Reality bites: Show capitalizes on couple’s I do’s and don’ts
I was flipping through the TV channels this week on my quest to find something to kill a few brain cells with and I stumbled across a new reality show “Hitched or Ditched.”
With a name like that, the main premise behind the show isn’t hard to figure out, but I’ll elaborate further. The producers of this crap show find a longtime couple and give them a week to plan the wedding of their dreams. Here’s the catch, though: the couple is already on rocky ground and the wedding might not actually happen. That decision isn’t made until they’re up in front of their friends and family and it’s time to say “I do.”
I just caught the tail end of the episode, thankfully. It centered around a couple that had been together for a while but hadn’t taken the plunge. She wanted to be able to go out and have a good time at the bars with her friends, and he’d rather she stay at home, even going so far as to try to take her home from her bachelorette party. (She said no, by the way.) Seems another drink or three was her downfall as our groom told her how beautiful she was and how he loved her with all his heart but he just couldn’t marry her. Really, guys, don’t butter us up with flattery when you’re going to rip out our hearts and grind them up. Thanks in advance.
Another episode apparently features an interracial couple that is fighting to get the approval of their families because they’re from the South and that sort of thing is “really not acceptable.” The review I found said, his mother even called the bride-to-be “the white devil.” I wonder if she has separate water fountains and bathrooms for them to use, too.
Don’t get me wrong, I’m sure that heartbreak and tears on national TV is something that can pull viewers in. After all, we watch men get involved with 15+ women and dwindle the number down to one, after he’s tested all of them out. But relationships are hard enough without complicating them even further.
I’m horrible in relationships. I’ll be the first to admit it. I’m terrified of commitment and really have to stop myself from destroying relationships on purpose. Shows that capitalize on heartbreak and ruin don’t exactly make me feel warm and fuzzy.
There are couples in California fighting for the right to be married, an opportunity that got pushed further away as the California Supreme Court voted to uphold Proposition 8, an initiative first passed in November that would ban same-sex marriages. Of course, the divorce rate between heterosexual couples is 50 percent and probably going to rise. Marriage is becoming something to fear and avoid.

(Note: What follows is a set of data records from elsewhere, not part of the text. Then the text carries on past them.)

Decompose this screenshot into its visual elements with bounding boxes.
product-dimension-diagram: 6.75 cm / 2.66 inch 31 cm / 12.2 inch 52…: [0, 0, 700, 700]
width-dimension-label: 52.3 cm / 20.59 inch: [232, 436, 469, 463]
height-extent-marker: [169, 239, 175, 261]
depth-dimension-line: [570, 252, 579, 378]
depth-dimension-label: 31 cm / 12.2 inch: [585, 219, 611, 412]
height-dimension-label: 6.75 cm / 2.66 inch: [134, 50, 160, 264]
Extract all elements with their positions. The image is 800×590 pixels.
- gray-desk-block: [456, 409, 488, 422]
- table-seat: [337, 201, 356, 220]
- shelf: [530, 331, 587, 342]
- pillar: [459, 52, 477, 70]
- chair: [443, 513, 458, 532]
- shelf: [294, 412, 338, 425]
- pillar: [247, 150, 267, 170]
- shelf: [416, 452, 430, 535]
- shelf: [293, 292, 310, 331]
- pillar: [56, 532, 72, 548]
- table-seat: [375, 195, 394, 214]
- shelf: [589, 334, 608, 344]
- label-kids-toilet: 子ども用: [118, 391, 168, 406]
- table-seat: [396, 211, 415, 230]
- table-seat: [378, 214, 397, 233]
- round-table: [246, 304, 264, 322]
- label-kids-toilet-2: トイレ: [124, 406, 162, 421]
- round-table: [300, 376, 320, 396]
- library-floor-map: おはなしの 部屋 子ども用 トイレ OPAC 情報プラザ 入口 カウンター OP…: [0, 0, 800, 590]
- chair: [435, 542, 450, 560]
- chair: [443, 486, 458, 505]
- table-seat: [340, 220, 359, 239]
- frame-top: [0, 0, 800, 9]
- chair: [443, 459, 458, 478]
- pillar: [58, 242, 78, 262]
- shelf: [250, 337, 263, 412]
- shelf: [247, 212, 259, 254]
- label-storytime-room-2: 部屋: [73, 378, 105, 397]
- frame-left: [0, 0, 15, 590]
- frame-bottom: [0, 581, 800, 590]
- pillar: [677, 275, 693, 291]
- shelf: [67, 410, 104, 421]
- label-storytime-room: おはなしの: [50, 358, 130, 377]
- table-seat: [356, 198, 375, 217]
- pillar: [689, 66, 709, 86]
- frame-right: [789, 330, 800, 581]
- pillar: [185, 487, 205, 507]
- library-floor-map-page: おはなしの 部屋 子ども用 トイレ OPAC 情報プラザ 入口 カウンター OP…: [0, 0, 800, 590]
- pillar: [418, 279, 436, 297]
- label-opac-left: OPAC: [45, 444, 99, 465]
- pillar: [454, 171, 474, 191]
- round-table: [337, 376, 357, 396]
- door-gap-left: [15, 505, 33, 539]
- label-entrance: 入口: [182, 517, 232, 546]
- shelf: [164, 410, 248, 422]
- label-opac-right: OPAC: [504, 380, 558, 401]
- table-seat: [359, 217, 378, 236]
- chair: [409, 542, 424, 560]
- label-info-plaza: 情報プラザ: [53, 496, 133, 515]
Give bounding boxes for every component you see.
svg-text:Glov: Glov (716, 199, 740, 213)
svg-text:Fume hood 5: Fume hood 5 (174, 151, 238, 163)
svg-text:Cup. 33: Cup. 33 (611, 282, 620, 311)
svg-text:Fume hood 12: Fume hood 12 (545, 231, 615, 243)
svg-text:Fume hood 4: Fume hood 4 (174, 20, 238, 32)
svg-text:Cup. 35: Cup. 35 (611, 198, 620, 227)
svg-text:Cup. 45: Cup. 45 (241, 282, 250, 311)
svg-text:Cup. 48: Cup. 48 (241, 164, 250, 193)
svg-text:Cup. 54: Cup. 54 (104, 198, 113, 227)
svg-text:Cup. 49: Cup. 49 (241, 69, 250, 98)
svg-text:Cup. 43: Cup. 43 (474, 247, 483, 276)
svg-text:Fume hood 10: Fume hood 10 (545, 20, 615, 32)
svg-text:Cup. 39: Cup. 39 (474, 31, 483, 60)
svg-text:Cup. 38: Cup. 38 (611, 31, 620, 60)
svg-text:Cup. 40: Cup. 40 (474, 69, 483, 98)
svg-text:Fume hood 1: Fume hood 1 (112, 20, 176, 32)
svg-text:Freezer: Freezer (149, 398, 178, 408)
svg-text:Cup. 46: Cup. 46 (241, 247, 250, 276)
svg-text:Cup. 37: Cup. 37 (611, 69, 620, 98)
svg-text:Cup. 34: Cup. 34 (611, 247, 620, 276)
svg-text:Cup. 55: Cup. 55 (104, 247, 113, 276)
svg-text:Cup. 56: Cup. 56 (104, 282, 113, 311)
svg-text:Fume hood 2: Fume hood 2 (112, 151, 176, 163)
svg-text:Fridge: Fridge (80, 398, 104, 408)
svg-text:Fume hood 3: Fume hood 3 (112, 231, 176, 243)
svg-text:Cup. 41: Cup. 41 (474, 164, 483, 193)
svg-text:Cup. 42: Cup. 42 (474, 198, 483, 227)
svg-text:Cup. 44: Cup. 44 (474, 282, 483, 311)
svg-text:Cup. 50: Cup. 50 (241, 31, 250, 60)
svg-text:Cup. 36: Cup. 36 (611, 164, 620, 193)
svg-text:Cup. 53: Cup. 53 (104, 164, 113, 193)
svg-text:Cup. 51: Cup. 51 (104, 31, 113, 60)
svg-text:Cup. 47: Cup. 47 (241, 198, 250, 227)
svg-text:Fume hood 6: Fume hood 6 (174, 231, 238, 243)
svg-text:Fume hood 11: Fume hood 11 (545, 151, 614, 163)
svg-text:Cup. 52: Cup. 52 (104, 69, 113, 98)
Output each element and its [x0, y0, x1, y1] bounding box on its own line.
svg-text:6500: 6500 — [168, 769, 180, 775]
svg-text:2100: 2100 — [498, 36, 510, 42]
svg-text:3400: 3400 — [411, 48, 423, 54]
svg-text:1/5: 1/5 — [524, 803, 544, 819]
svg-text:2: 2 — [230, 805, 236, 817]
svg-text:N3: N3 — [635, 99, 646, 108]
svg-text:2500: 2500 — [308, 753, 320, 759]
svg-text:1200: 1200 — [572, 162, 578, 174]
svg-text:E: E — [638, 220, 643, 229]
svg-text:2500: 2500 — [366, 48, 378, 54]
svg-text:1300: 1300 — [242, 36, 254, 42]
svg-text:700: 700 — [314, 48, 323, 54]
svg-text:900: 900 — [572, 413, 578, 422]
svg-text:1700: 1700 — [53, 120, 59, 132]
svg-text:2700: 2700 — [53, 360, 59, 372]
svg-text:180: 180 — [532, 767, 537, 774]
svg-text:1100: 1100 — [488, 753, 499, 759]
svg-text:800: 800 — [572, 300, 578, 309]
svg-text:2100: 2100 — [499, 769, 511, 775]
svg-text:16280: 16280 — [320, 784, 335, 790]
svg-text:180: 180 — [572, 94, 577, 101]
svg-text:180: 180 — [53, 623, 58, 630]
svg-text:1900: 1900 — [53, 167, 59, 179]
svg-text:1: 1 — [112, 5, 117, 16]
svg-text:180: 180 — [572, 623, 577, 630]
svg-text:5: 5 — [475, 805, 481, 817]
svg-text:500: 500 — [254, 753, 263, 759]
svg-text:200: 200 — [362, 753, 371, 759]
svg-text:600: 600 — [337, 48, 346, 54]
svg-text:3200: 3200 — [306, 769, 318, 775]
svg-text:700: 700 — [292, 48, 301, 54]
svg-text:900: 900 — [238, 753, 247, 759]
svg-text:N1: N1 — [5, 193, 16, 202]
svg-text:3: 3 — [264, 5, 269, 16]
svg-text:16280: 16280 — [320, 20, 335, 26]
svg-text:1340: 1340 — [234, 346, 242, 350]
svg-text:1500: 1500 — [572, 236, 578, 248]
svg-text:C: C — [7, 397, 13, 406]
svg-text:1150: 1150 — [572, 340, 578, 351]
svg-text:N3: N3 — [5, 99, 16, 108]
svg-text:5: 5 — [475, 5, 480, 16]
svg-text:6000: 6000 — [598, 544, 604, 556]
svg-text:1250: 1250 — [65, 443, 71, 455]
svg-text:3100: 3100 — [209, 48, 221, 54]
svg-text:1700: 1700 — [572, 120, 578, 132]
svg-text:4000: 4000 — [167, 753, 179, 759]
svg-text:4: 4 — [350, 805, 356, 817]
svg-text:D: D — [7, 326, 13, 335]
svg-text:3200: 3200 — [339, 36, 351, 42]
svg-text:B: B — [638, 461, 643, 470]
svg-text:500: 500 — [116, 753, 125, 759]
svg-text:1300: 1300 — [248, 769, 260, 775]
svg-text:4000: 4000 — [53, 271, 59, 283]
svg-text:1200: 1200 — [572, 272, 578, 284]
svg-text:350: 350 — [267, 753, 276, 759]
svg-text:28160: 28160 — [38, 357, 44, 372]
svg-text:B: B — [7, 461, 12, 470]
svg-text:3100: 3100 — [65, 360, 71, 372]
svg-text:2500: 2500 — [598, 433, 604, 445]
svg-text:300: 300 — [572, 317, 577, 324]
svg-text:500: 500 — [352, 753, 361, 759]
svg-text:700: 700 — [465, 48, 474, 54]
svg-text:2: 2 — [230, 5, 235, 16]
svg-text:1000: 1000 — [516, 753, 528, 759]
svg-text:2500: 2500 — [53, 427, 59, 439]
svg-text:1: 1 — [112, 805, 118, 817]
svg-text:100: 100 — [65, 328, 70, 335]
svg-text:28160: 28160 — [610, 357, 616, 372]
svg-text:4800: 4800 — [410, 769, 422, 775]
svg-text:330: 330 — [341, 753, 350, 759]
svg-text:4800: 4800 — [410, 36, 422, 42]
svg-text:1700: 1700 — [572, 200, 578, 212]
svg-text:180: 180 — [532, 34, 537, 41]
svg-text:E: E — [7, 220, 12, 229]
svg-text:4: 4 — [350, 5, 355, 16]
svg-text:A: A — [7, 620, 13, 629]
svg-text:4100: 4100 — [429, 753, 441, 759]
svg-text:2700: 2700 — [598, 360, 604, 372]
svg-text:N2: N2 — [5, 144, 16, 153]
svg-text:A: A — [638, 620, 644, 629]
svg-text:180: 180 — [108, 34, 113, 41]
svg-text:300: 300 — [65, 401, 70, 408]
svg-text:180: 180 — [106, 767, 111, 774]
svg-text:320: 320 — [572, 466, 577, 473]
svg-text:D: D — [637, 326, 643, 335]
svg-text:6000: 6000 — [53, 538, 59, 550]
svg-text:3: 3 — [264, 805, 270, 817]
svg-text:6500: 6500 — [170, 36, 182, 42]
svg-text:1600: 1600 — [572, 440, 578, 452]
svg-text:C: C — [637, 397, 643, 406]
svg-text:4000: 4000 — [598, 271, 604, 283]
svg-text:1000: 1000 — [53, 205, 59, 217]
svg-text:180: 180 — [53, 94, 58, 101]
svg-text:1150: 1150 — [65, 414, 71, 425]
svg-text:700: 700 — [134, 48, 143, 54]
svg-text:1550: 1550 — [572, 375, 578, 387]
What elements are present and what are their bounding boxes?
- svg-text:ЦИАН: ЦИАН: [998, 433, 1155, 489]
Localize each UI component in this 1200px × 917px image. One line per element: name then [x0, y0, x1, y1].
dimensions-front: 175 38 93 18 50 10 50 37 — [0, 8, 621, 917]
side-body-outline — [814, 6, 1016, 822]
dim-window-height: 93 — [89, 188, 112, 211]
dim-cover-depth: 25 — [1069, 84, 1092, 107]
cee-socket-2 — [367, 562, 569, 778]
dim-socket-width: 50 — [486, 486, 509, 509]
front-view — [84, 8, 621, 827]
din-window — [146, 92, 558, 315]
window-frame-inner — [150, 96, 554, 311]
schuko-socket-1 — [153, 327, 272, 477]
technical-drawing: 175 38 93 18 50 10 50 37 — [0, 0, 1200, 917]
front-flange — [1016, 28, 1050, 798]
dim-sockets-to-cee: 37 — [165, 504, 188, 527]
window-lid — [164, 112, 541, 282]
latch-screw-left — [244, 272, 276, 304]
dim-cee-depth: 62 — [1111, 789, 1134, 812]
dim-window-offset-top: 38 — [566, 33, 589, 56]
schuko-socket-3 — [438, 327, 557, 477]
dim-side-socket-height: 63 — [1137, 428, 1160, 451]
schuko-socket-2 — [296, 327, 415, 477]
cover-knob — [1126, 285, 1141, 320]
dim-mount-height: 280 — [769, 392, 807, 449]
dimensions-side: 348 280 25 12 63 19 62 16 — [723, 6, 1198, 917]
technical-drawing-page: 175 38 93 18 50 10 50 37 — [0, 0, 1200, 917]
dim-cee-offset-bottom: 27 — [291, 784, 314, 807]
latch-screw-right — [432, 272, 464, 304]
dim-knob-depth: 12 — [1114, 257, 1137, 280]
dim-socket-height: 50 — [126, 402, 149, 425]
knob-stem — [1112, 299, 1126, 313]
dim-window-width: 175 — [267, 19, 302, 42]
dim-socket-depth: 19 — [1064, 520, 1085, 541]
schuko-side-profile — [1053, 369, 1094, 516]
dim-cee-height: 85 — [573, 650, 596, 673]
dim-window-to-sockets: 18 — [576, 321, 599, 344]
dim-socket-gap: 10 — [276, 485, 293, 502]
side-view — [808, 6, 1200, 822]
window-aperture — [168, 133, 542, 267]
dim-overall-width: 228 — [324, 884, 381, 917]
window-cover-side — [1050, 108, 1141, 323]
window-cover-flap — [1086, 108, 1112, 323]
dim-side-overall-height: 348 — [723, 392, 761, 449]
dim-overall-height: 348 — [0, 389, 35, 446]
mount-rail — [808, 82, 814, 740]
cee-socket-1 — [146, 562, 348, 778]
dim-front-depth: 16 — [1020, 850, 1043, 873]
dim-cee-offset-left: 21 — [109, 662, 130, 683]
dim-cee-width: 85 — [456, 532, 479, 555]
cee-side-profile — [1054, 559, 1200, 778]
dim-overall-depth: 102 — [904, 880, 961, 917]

Weddings are supposed to be joyous, happy occasions. They’re supposed to be something that couples look forward to as they ponder their vows, who to invite, etc. They’re something little girls dream about. But the older the little girl gets and the more society progresses, the more marriage doesn’t seem all it’s cracked up to be.
Aren’t there enough problems in the world without TV producers trying to capitalize on the pain and suffering caused as a couple gives up its fight to find happiness? What’s next — we’ll have cameras in the divorce proceedings of Jon and Kate? Think we’ll have their eight kids in the room so that we can see their tears as Mommy and Daddy split up?
I like my reality TV as much as the next person, but I think that this show dishes it up a bit too cold for me.
So, it was raining and nasty one night a few months ago… my wife and I were flipping through channels (not fighting lol) and saw this show “Momma’s Boys”… or so I think its called. Did you see it?
Also, just remember couples like my wife and I would be boring to watch… we both work and have daily routines during the week. Don’t really fight because we don’t get much time together, thus we don’t want to waste it fighting. Then on the weekends we go on some kind adventure hiking, boating, travelling. We don’t go to exotic locations, don’t climb the tallest mountains… you get the idea.
The couples you see are only on there because they are crazy enough to be entertaining.